听到胡力这么承诺,马向田和王水利对视一眼,这才勉强压下立刻开工的冲动,不情不愿地点头。
“那…那行吧,听胡先生的,先吃饭,吃完再干!”
他们俩,连同带来的几个工作人员,为了这水渠能早日修建好,这个年都没顾上回家团圆。
此刻虽然身体疲惫,但精神却处于极度兴奋状态。
一行人浩浩荡荡回到食堂,食堂里,十几张大方桌拼在一起,上面摆满了盆盆碗碗。
虽然谈不上山珍海味,但在这个年代的这个冬天,绝对是难得一见的丰盛年夜饭!
大盆的红烧肉炖干豆角,油光闪亮,整只的野鸡炖蘑菇,香气扑鼻,肥膘肉炒白菜片,油水十足。
还有金黄的炒鸡蛋,自家做的血肠,油炸花生米…
甚至每桌还有两瓶当地产的、度数不高的散装高粱酒!
村民们围坐在一起,看着满桌的硬菜,闻着诱人的香气,脸上都笑开了花。
“哎呀妈呀!这老些好菜!赶上过大年啦!”
“可不是咋地!这红烧肉,瞅着就香!多少年没这么敞开了吃肉了!”
“托了小力的福啊!还有咱们周村长,马书记!今年这个年,过得肥实!”
“来来来!满上!都满上!今天高兴,必须整两口!”
周卫国作为村长,率先端起酒碗,站了起来,声音洪亮。
“老少爷们儿!姐妹们!今天咱们在这儿过年,我高兴!为啥高兴?”
“首先,咱小力回来了!带了粮食,带了肉,让咱们过了个肥年!”
“然后,水潭里发现了暗河,还要引水下山,只要扩大了暗河口子,咱村也能多一个水源。”

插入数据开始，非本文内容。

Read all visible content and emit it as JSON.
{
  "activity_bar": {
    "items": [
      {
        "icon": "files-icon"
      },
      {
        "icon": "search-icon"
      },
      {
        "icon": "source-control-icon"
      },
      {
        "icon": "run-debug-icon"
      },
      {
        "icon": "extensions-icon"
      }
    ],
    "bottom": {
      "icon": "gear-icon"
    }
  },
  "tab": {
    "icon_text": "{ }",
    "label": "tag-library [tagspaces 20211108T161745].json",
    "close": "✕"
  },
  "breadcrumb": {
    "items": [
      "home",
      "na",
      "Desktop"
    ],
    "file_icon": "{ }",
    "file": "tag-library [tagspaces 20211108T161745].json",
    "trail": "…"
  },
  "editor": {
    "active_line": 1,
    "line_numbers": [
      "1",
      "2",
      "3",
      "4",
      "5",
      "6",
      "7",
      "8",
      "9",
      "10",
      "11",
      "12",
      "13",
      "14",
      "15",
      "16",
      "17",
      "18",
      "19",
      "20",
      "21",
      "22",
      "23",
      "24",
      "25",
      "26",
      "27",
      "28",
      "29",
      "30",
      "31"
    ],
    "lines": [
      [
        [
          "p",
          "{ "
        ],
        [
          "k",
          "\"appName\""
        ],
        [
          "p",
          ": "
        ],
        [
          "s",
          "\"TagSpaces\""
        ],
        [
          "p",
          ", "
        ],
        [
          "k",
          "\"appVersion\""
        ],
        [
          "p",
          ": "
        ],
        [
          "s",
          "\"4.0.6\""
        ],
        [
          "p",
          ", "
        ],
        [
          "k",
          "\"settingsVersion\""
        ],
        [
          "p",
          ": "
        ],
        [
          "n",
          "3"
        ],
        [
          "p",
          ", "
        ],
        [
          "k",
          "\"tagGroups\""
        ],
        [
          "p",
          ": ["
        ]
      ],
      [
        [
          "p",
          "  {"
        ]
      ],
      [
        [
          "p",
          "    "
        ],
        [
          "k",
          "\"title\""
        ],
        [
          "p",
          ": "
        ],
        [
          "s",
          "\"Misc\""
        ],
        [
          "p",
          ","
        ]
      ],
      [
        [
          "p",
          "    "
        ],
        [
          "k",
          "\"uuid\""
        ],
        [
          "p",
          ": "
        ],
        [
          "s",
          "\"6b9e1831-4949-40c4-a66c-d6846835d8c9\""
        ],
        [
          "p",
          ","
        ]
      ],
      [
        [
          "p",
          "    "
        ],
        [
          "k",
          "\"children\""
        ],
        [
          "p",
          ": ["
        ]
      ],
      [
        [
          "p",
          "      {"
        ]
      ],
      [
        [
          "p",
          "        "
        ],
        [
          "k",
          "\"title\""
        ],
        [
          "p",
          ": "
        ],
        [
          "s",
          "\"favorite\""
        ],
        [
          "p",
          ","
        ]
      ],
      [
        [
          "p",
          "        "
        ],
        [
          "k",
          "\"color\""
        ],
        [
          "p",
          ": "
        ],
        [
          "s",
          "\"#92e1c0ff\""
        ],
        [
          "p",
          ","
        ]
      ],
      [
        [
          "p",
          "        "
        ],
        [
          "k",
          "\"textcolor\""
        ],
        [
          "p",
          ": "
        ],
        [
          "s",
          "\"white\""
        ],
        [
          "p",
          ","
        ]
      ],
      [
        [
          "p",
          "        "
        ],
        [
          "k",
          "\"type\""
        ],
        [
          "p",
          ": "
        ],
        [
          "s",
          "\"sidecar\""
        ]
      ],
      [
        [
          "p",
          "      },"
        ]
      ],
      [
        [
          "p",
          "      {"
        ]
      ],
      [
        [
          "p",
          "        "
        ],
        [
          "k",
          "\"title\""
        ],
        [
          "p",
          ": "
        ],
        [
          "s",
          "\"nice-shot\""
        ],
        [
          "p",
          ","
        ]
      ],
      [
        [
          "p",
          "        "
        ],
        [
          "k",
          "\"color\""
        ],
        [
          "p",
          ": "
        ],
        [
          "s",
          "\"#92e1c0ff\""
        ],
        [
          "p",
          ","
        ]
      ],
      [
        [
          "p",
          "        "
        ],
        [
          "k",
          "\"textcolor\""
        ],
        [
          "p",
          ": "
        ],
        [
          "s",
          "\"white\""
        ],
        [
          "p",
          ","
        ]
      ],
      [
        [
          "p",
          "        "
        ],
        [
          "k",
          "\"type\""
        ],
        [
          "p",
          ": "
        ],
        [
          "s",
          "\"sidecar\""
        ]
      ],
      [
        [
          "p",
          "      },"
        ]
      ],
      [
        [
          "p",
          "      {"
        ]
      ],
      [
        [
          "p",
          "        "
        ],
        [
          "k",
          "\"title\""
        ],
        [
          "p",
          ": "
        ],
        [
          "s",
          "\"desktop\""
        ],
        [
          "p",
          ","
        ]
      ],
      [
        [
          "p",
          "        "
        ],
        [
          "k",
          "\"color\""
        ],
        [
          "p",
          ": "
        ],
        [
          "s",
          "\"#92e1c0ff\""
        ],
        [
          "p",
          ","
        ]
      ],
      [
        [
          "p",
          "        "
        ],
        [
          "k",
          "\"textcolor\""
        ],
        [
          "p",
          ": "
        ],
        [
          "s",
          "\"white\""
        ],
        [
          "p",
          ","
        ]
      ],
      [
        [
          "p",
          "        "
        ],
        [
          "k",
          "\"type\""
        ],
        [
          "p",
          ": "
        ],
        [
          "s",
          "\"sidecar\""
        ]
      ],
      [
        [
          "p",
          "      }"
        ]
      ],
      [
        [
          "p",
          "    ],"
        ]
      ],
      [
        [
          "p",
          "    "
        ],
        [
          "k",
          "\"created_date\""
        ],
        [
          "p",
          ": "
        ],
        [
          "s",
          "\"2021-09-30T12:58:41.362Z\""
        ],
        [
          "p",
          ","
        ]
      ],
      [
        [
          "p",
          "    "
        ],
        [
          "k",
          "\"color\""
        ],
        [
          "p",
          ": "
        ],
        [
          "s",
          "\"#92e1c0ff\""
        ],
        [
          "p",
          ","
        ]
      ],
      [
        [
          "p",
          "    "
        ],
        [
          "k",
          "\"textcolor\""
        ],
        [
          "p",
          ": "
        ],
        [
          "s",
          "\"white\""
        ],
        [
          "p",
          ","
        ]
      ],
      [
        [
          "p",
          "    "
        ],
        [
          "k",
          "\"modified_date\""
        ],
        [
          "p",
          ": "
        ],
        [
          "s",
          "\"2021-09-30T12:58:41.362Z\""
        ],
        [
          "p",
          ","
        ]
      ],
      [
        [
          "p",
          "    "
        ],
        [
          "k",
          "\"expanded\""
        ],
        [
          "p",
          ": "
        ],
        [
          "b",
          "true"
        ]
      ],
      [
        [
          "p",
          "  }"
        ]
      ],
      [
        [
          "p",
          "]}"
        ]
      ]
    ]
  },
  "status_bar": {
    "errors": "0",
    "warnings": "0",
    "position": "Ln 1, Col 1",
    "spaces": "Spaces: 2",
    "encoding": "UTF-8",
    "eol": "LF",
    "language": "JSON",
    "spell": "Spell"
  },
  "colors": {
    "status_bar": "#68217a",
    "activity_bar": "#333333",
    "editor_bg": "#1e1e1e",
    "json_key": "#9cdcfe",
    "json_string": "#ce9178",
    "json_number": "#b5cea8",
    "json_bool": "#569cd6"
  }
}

“最后,小草脱离了火坑,回了咱自己村,黑心肝的钱寡妇母子也被抓了!这叫三喜临门!”
“来!为了咱们桃源村往后的好日子,为了咱们的水渠早日通水,干杯!”
“干杯!”
“为了好日子!”
众人轰然响应,无论是男人女人,都端起了酒碗或水碗,热热闹闹地喝了一口。
气氛瞬间达到了高潮。
马向田也激动地站起来。
“乡亲们!我老马在这也表个态!等水渠修通了,不仅你们桃源村,山下的靠山屯,还有附近几个村子,都能受益!”
“我和王工商量了,到时候,就用这挖掘机,把你们山谷东面那片缓坡也给开垦出来,那都是好地啊!”
“有了水,那就是良田!”
王水利嘴里塞着一块红烧肉,含糊不清地补充道。
“对!靠山屯那边,地也不少,就是缺水!等水下去,立马组织开荒!”
“年后两天正好又有一批知青要下来,我回头就跟县里说,多给靠山屯分几个劳力!”
“咱们争取不误农时,赶在春耕前,把种子都播下去!”
这话说到了大家心坎里,这年景,谁没挨过饿?谁不怕旱?
如今看到了水的希望,看到了丰收的希望,所有人都跟打了鸡血一样,恨不得立刻就把水渠修通,把更多的荒地变成良田!
众人吃着,喝着,聊着,畅想着水渠修通后的美好未来,食堂里充满了欢声笑语,洋溢着难得的、充满希望的节日气氛。